At his next appointment with Dr. Gounder, Michael told him he had no more sweats, no more chills, and no more shaking.
“Dr. Gounder was a consummate professional, but upon receiving this news, he couldn’t contain himself,” Michael wrote. “ ‘Look at my arm! Look at my arm!’ he shouted. ‘The hair on my arm is actually standing up! This is why I get up in the morning. This is what I live for! High five, high five, high five!’ ”
A PET scan performed 10 days after Michael started taking trametinib confirmed what he was feeling: His tumors had already shrunk by 80%. “I had chills when I saw the results,” Dr. Gounder says. “It was clear we were on to something big.”
Indeed, they were. Three years later, after several scans in a row had shown Michael was free of disease, Dr. Gounder said he could stop taking the drug.
Histiocytosis Research Pioneered at MSK Now Benefits Patients Everywhere
Michael’s response to the tiny pill for the rare cancer was so extraordinary that Dr. Gounder and his colleagues published a case study about him in the New England Journal of Medicine.
“After we published that case, I started getting calls from patients and doctors all over the world,” Dr. Gounder says.
The insight gained from Michael’s case mirrored research being done at MSK for other subtypes of histiocytosis as well. Thanks to studies led by neuro-oncologist and early drug development specialist Eli Diamond, MD, patients with these rare cancers now have options for targeted therapies that are based on their particular mutations. These treatments offer better outcomes than traditional chemotherapy.
At MSK, patients with histiocytic sarcoma are now treated by leukemia specialist Raajit Rampal, MD, PhD, Director of the Center for Hematologic Malignancies and the Myeloproliferative Neoplasms Program.

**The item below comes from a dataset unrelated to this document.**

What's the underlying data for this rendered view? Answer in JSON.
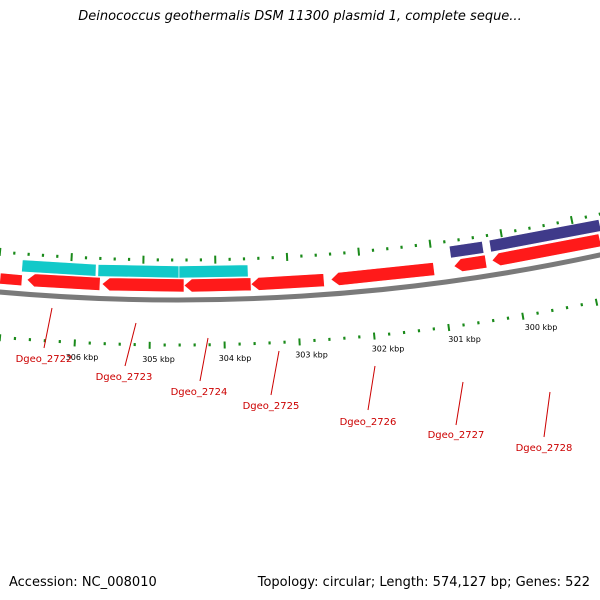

MSK’s Multidisciplinary Team of Specialists
Bringing Michael’s cancer under control was not the only challenge for his care team. Although it wasn’t nearly as hard on Michael’s body as chemotherapy, trametinib caused severe rashes, among other side effects.
Additionally, the steroids and chemotherapy he previously received had devastated his immune system, resulting in a rare, life-threatening fungal infection. MSK infectious disease specialist Susan Seo, MD, found the right medication to treat it. The fungal infection also exacerbated a condition called hereditary angioedema, which was causing Michael’s blood vessels to swell and close. To treat it, he has now had more than 20 procedures under the care of MSK’s interventional radiologists, including Stephen Solomon, MD, and Etay Ziv, MD, PhD.

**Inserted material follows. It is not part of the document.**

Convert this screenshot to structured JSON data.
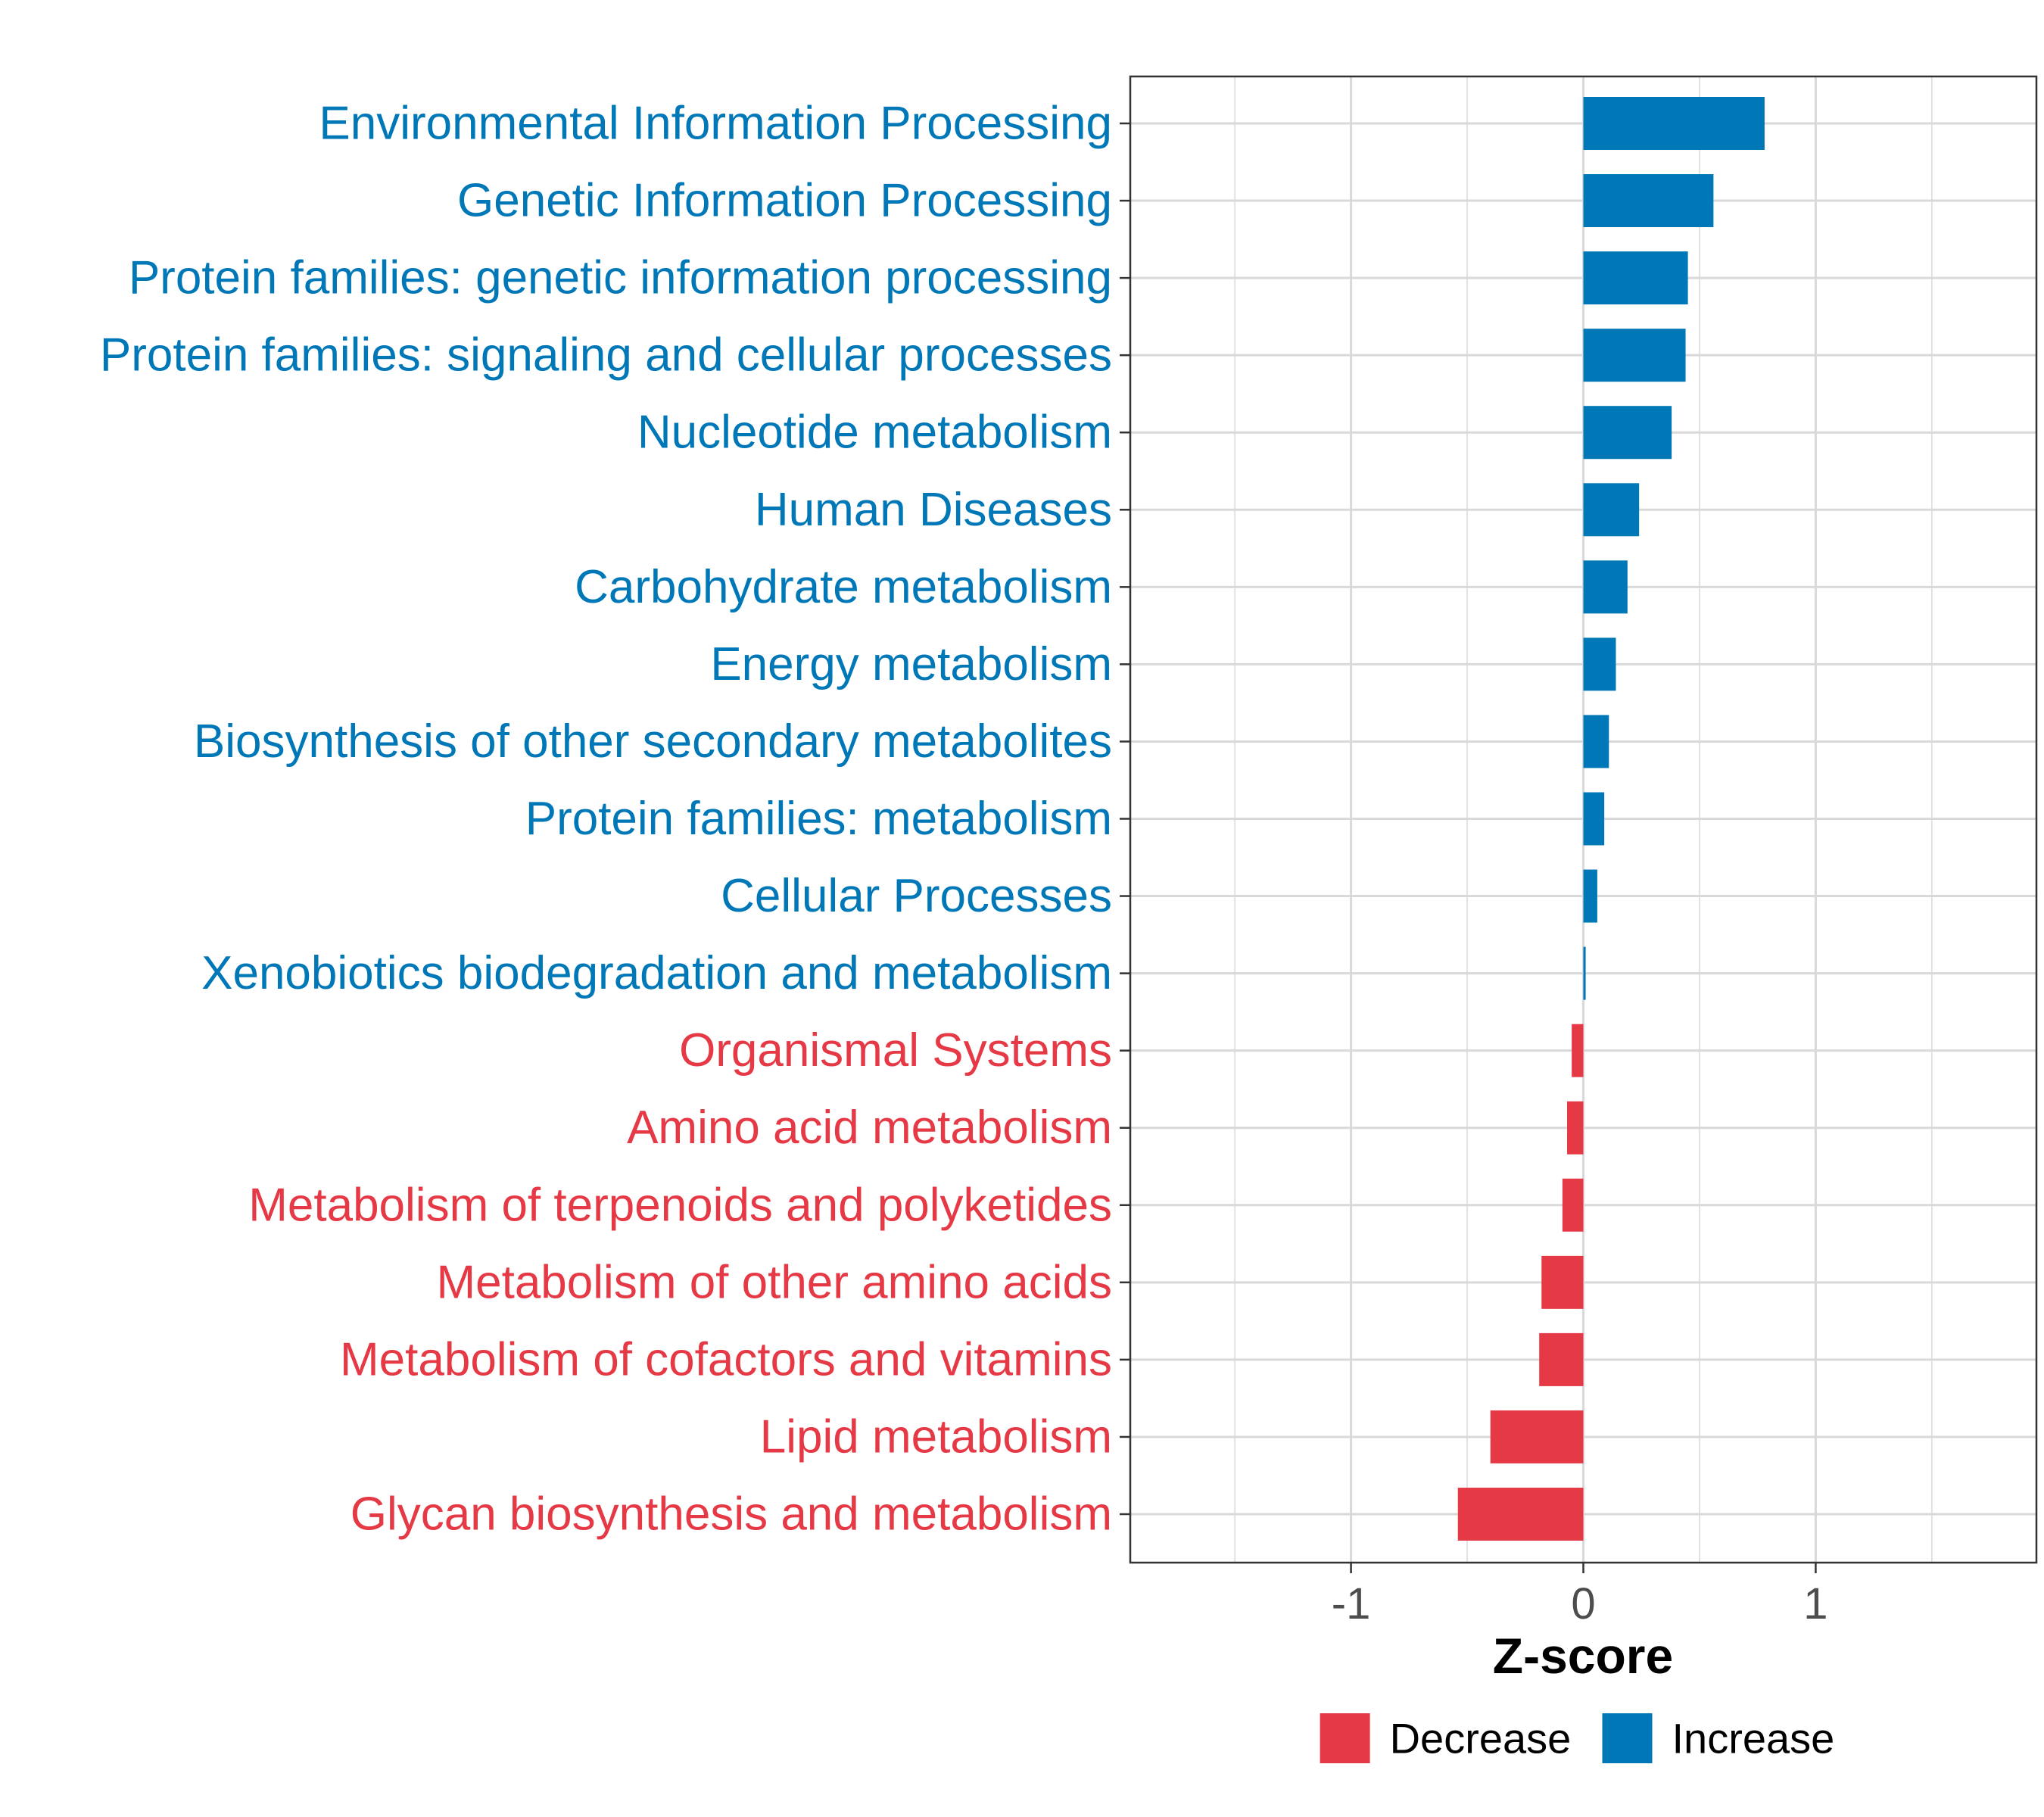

“The treatment I’ve gotten from all the doctors I’ve seen at MSK has been amazing,” Michael says. “For a while, I was going there so often that everyone knew me. Everybody chipped in to care for me.”
Jazz Is Life
Today, Michael, now 72, is considered cured. He has resumed composing and performing music. He recently released an album, Memoir, following his book, On That Note: A Memoir of Jazz, Tics, and Survival.
For Michael, there is an unmistakable connection between jazz and discovery. It has led to epiphanies in music, in medical care, and most importantly, in his life with his family.

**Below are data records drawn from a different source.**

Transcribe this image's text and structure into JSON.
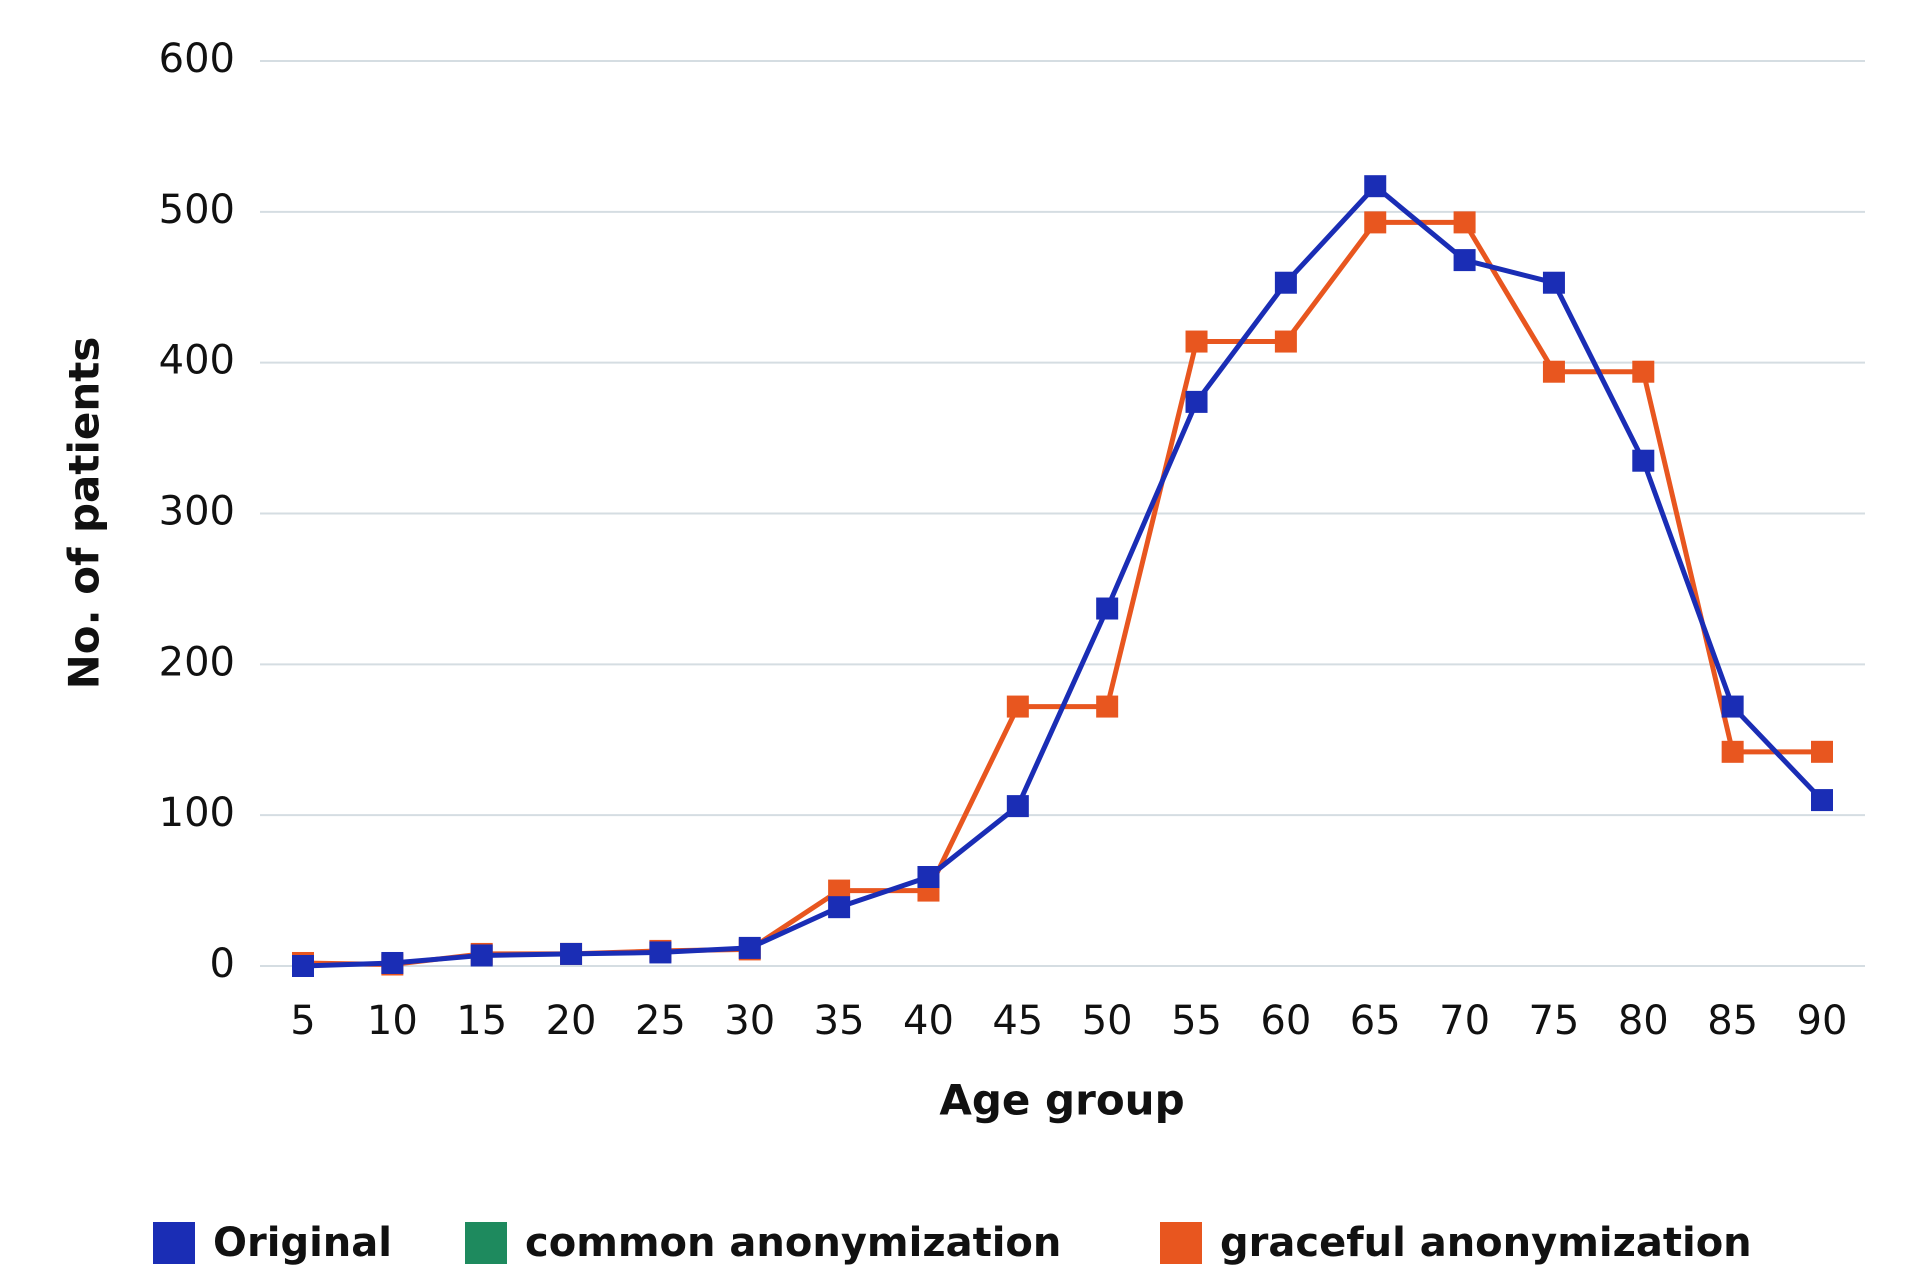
{
  "chart_data": {
    "type": "line",
    "x_label": "Age group",
    "y_label": "No. of patients",
    "categories": [
      "5",
      "10",
      "15",
      "20",
      "25",
      "30",
      "35",
      "40",
      "45",
      "50",
      "55",
      "60",
      "65",
      "70",
      "75",
      "80",
      "85",
      "90"
    ],
    "series": [
      {
        "name": "Original",
        "color": "#1a2db5",
        "values": [
          0,
          2,
          7,
          8,
          9,
          12,
          39,
          59,
          106,
          237,
          374,
          453,
          517,
          468,
          453,
          335,
          172,
          110
        ]
      },
      {
        "name": "common anonymization",
        "color": "#1e8a5e",
        "values": [
          null,
          null,
          null,
          null,
          null,
          null,
          null,
          null,
          null,
          null,
          null,
          null,
          null,
          null,
          null,
          null,
          null,
          null
        ]
      },
      {
        "name": "graceful anonymization",
        "color": "#e8561f",
        "values": [
          2,
          1,
          8,
          8,
          10,
          11,
          50,
          50,
          172,
          172,
          414,
          414,
          493,
          493,
          394,
          394,
          142,
          142
        ]
      }
    ],
    "ylim": [
      0,
      600
    ],
    "yticks": [
      0,
      100,
      200,
      300,
      400,
      500,
      600
    ],
    "grid": true,
    "legend": "bottom"
  }
}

In his book, he wrote about moments spent in New York City’s Washington Square Park while he was recovering from cancer, and the realization that he had changed.
“I had endless time to think, and as my head cleared from the disease and the drugs, I kept thinking about my family and how they’d saved me. As much as I love music, I know now that the people in my life are the most important thing.”
He is also eternally grateful to Dr. Gounder, whom he calls a hero and a friend.
“Both fortunately and unfortunately, I rarely get to see Michael anymore,” Dr. Gounder says. “I try to go to his shows when I can, and I always enjoy seeing him and the rest of his family.”
Dr. Gounder says Michael’s successful treatment is a remarkable demonstration of team science, adding, “His experience could not have happened anywhere but MSK.”